The Three Layers of SIP Communication
To understand how a call works, you can't just look at a single message. SIP (Session Initiation Protocol) works like a cake with three layers. At the bottom, you have individual messages. These are the raw packets being sent back and forth. But a single message doesn't do much on its own. Above messages, we have SIP Transactions. Think of a transaction as a a single "question and answer" session. If a phone sends a request, the transaction isn't over until it gets a final response or gives up. Finally, at the top, you have the dialog. While a transaction lasts only a few seconds, a dialog lasts for the entire duration of the call, from the first ring to the final click.Breaking Down the SIP Transaction
A transaction is the core mechanism for making sure messages actually arrive. According to RFC 3261, the standard that governs SIP, a transaction starts when a User Agent Client (UAC) sends a request. It then moves through states: "Trying," "Proceeding," and finally "Completed" once a final response hits the wire. Not all transactions are equal. SIP splits them into two camps:- INVITE Transactions: These are heavy lifters. They handle the complex process of starting a call, which might involve the phone ringing for a long time.

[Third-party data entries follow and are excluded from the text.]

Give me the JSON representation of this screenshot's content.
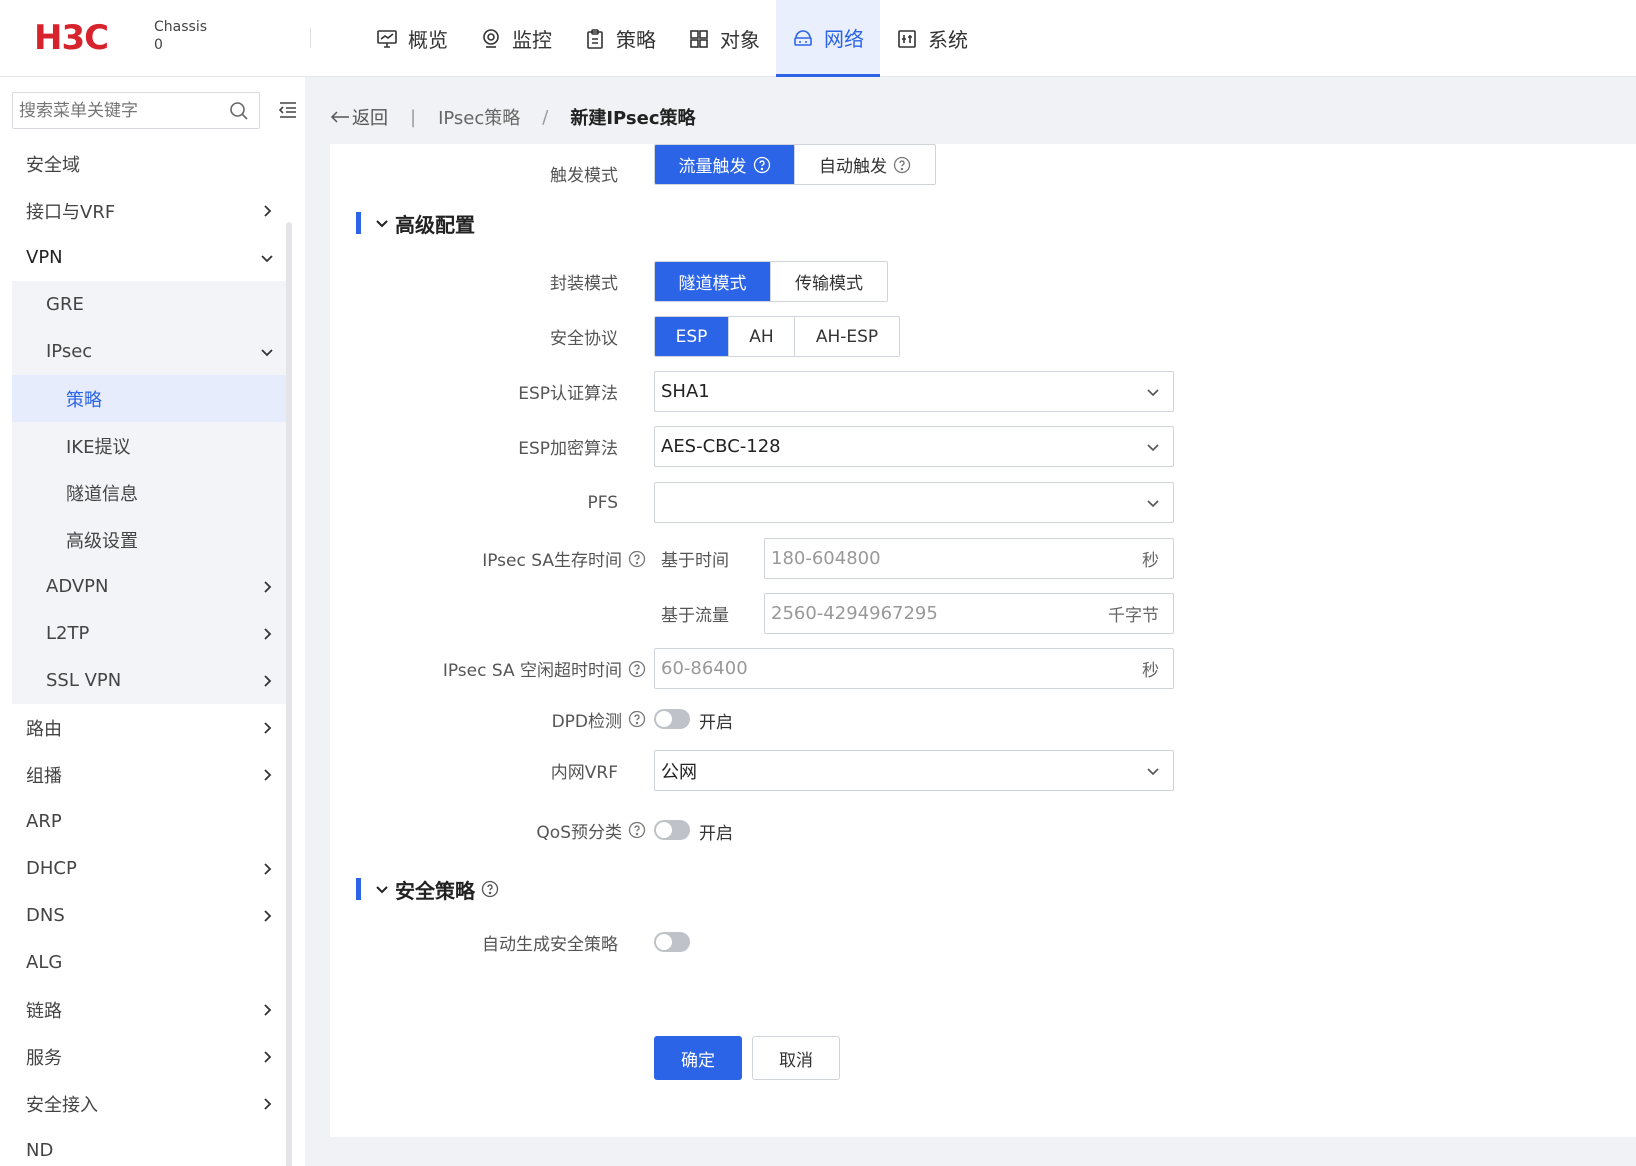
{
  "header": {
    "product": "Chassis",
    "chassis_no": "0",
    "nav": [
      {
        "label": "概览",
        "icon": "monitor-chart-icon"
      },
      {
        "label": "监控",
        "icon": "location-pin-icon"
      },
      {
        "label": "策略",
        "icon": "clipboard-icon"
      },
      {
        "label": "对象",
        "icon": "grid-icon"
      },
      {
        "label": "网络",
        "icon": "network-icon",
        "active": true
      },
      {
        "label": "系统",
        "icon": "system-panel-icon"
      }
    ]
  },
  "sidebar": {
    "search_placeholder": "搜索菜单关键字",
    "items": [
      {
        "label": "安全域"
      },
      {
        "label": "接口与VRF"
      },
      {
        "label": "VPN"
      },
      {
        "label": "GRE"
      },
      {
        "label": "IPsec"
      },
      {
        "label": "策略"
      },
      {
        "label": "IKE提议"
      },
      {
        "label": "隧道信息"
      },
      {
        "label": "高级设置"
      },
      {
        "label": "ADVPN"
      },
      {
        "label": "L2TP"
      },
      {
        "label": "SSL VPN"
      },
      {
        "label": "路由"
      },
      {
        "label": "组播"
      },
      {
        "label": "ARP"
      },
      {
        "label": "DHCP"
      },
      {
        "label": "DNS"
      },
      {
        "label": "ALG"
      },
      {
        "label": "链路"
      },
      {
        "label": "服务"
      },
      {
        "label": "安全接入"
      },
      {
        "label": "ND"
      }
    ]
  },
  "breadcrumb": {
    "back": "返回",
    "parent": "IPsec策略",
    "current": "新建IPsec策略"
  },
  "form": {
    "trigger_mode": {
      "label": "触发模式",
      "options": [
        "流量触发",
        "自动触发"
      ],
      "selected": "流量触发"
    },
    "advanced_title": "高级配置",
    "encap_mode": {
      "label": "封装模式",
      "options": [
        "隧道模式",
        "传输模式"
      ],
      "selected": "隧道模式"
    },
    "security_protocol": {
      "label": "安全协议",
      "options": [
        "ESP",
        "AH",
        "AH-ESP"
      ],
      "selected": "ESP"
    },
    "esp_auth": {
      "label": "ESP认证算法",
      "value": "SHA1"
    },
    "esp_encrypt": {
      "label": "ESP加密算法",
      "value": "AES-CBC-128"
    },
    "pfs": {
      "label": "PFS",
      "value": ""
    },
    "sa_lifetime": {
      "label": "IPsec SA生存时间",
      "time_label": "基于时间",
      "time_placeholder": "180-604800",
      "time_unit": "秒",
      "traffic_label": "基于流量",
      "traffic_placeholder": "2560-4294967295",
      "traffic_unit": "千字节"
    },
    "sa_idle_timeout": {
      "label": "IPsec SA 空闲超时时间",
      "placeholder": "60-86400",
      "unit": "秒"
    },
    "dpd": {
      "label": "DPD检测",
      "toggle_text": "开启"
    },
    "inner_vrf": {
      "label": "内网VRF",
      "value": "公网"
    },
    "qos": {
      "label": "QoS预分类",
      "toggle_text": "开启"
    },
    "security_policy_title": "安全策略",
    "auto_policy": {
      "label": "自动生成安全策略"
    },
    "ok_button": "确定",
    "cancel_button": "取消"
  },
  "colors": {
    "accent": "#2c64e8",
    "brand_red": "#d7242c"
  }
}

- Non-INVITE Transactions: These are simpler exchanges, like updating a user's status or sending a quick notification.
Establishing the Dialog: The Three-Way Handshake
This is where the real magic happens. A dialog is a peer-to-peer relationship. It’s identified by a combination of the To tag, the From tag, and a unique Call-ID. But a dialog isn't just "born"; it has to be confirmed through a specific three-step process. First, User Agent A sends an INVITE message. This is the request to start a session. User Agent B receives this and, if they pick up the phone, sends back a "200 OK" response. However, the call isn't officially "active" yet. To seal the deal, User Agent A must send an ACK (Acknowledgment). This ACK is special. Unlike other SIP messages, it is only used in response to an INVITE. Why the extra step? Because SIP allows for "forking," where one call might ring five different phones. The ACK tells the network exactly which device finally answered the call, preventing the other four phones from ringing indefinitely.| Message | Primary Purpose | Context | Required Response |
|---|---|---|---|
| INVITE | Initiate a session | Transaction & Dialog Start | 200 OK (if accepted) |
| ACK | Confirm session establishment | Dialog Confirmation | None |
| BYE | Terminate an active session | Confirmed Dialog | 200 OK |
| CANCEL | Stop a pending invitation | Unconfirmed Transaction | 487 Request Terminated |
Ending the Call: BYE vs. CANCEL
One of the most common points of confusion in VoIP is the difference between BYE and CANCEL. If you use the wrong one, the call might stay open in the system, wasting resources or causing billing errors. Use BYE when the call has already been established. If you and your friend are talking and you hang up, your phone sends a BYE. This message is routed within the established dialog and requires a "200 OK" to confirm the call is dead. Importantly, no ACK is needed here-ACK is strictly for the initial INVITE process. Use CANCEL when you change your mind *before* the other person answers. If you call someone, realize it's the wrong number, and hit "End" while the phone is still ringing, you've sent a CANCEL. This doesn't end a dialog (because the dialog wasn't fully confirmed yet); it just kills the INVITE transaction.The Role of Proxy Servers and Record Routing
In a perfect world, two phones would just talk directly. In the real world, they go through Proxy Servers. To ensure a proxy server doesn't lose track of a call, it uses a mechanism called "Record-Routing." When a proxy handles the initial INVITE, it inserts a "Record-Route" header. This is basically the proxy saying, "Hey, if you want to send any more messages for this specific call, send them through me first." This routing info is passed back in the 200 OK response. Because of this, the proxy stays in the loop for the ACK and the BYE, allowing it to track the call's duration for billing and quality monitoring.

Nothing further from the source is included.